Para atingir aos objetivos propostos, o roteiro estruturou as perguntas indutoras em três eixos, o primeiro diz respeito, mais especificamente aos modos de vida, visa conhecer as experiências das mulheres nas ruas, o segundo concentra-se principalmente nos estigmas e preconceitos vividos pelas mulheres, e o terceiro aborda os seus processos de enfrentamento, e ao final traz um relato de uma situação vivenciada por uma personagem na rua para que as entrevistadas digam o que pensam a respeito. Para a construção desta história foram consideradas os fragmentos de acontecimentos que algumas mulheres apresentavam durante as atividades coletivas do Centro Pop e em relatos de experiências de pesquisas com mulheres em situação de rua. Esta estratégia foi bastante potente para a produção de narrativas, pois foi verificado um processo de identificação diante de uma situação concreta.

As narrativas que trouxeram à tona fatos e rotinas cotidianas, a trajetória e o sentido dado às mulheres para a vivência de rua, suas relações com os grupos da rua, com a família, com as instituições, bem como os processos opressivos vivenciados e suas estratégias de resistências. As entrevistas foram gravadas e posteriormente transcritas. A entrevista semi- estruturada possibilitou respeitar a temporalidade de cada uma das mulheres, visto que foi percebido uma variação tanto na forma como no tempo que cada uma precisava para apresentar suas narrativas.
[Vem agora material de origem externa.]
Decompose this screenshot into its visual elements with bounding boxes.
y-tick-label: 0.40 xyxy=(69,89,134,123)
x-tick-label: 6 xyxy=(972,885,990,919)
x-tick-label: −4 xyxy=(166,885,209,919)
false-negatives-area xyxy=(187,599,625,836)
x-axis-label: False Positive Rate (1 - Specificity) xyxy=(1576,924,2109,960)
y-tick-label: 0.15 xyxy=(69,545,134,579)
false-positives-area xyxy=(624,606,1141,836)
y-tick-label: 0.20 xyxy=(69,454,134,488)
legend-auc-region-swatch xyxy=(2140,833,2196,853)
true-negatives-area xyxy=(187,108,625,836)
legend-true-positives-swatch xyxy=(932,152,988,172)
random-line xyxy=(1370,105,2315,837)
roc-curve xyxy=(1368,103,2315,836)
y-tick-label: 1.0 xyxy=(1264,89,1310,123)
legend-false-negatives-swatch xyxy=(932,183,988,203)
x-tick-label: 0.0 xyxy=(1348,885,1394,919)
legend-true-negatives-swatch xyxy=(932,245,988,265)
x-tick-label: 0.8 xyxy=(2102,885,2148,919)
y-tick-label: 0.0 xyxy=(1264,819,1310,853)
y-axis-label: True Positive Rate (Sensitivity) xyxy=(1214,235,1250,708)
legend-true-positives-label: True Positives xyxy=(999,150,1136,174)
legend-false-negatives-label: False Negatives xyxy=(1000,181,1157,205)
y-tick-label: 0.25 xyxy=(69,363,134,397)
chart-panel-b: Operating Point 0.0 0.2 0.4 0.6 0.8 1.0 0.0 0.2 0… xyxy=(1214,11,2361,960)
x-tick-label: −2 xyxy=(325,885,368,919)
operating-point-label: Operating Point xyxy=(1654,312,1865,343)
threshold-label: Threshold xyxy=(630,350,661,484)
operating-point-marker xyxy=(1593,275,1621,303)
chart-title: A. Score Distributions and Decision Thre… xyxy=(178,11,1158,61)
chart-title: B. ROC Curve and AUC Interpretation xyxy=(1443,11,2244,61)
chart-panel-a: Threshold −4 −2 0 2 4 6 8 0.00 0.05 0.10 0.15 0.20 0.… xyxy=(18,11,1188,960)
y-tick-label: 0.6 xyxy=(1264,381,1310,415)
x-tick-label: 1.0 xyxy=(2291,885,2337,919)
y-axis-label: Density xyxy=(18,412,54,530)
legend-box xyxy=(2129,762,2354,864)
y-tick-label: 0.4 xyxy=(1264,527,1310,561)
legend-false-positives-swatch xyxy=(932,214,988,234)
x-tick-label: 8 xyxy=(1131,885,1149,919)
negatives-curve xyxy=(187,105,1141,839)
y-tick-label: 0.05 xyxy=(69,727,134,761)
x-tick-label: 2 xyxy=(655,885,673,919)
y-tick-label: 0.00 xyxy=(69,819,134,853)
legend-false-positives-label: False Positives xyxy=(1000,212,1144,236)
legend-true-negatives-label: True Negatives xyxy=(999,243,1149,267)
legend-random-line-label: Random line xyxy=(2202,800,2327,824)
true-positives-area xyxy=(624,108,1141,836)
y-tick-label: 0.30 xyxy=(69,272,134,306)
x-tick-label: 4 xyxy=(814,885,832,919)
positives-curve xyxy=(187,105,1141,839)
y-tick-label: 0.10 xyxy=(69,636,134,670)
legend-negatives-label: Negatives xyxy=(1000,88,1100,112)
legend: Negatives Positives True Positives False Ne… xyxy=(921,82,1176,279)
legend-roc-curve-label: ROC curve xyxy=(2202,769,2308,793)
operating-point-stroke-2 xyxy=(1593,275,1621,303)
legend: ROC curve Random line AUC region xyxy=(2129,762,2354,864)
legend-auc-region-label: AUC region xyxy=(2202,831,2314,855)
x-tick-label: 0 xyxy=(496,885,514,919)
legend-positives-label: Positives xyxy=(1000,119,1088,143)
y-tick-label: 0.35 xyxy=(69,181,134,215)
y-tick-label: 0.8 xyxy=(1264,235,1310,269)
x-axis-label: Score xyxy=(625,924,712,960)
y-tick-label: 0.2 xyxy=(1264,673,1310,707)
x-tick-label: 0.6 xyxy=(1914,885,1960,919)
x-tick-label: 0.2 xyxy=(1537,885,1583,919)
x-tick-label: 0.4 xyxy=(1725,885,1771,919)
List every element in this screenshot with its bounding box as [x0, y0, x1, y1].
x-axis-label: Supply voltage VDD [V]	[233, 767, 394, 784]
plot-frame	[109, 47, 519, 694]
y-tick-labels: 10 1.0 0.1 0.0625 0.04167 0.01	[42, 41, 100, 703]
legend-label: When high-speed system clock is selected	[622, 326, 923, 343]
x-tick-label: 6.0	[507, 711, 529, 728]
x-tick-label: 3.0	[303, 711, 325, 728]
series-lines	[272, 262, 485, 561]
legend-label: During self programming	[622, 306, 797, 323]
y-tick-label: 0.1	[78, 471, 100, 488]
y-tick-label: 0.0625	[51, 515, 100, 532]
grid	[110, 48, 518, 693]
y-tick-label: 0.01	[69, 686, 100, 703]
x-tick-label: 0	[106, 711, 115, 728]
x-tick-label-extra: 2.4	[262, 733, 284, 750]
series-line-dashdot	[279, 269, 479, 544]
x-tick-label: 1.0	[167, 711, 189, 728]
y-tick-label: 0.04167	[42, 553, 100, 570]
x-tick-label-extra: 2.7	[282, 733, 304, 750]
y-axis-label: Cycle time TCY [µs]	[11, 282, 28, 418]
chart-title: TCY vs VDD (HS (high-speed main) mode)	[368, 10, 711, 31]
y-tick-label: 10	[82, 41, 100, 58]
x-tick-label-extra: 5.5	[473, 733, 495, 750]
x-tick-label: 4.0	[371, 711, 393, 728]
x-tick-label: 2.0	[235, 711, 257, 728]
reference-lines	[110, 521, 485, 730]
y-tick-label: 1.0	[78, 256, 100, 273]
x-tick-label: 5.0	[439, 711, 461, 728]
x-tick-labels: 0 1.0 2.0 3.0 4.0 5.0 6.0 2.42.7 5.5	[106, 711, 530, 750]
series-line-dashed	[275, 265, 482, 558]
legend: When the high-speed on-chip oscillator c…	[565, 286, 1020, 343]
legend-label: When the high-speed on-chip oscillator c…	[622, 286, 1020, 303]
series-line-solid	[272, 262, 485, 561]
Considero que assim como o meu engajamento com o Centro Pop na qualidade de atuação profissional contribuiu para o processo de investigação, me aproximando dos fatos do cotidiano de quem está nas ruas, e da própria linguagem adotada, além de conhecer algumas regras deste universo, percebi que o processo de pesquisa também trouxe repercussões no meu trabalho, já que com todas as mulheres entrevistadas houve uma maior vinculação após a realização das entrevistas, e isso abriu espaço para o encaminhamento de algumas demandas relativas às suas necessidades e projetos de vida.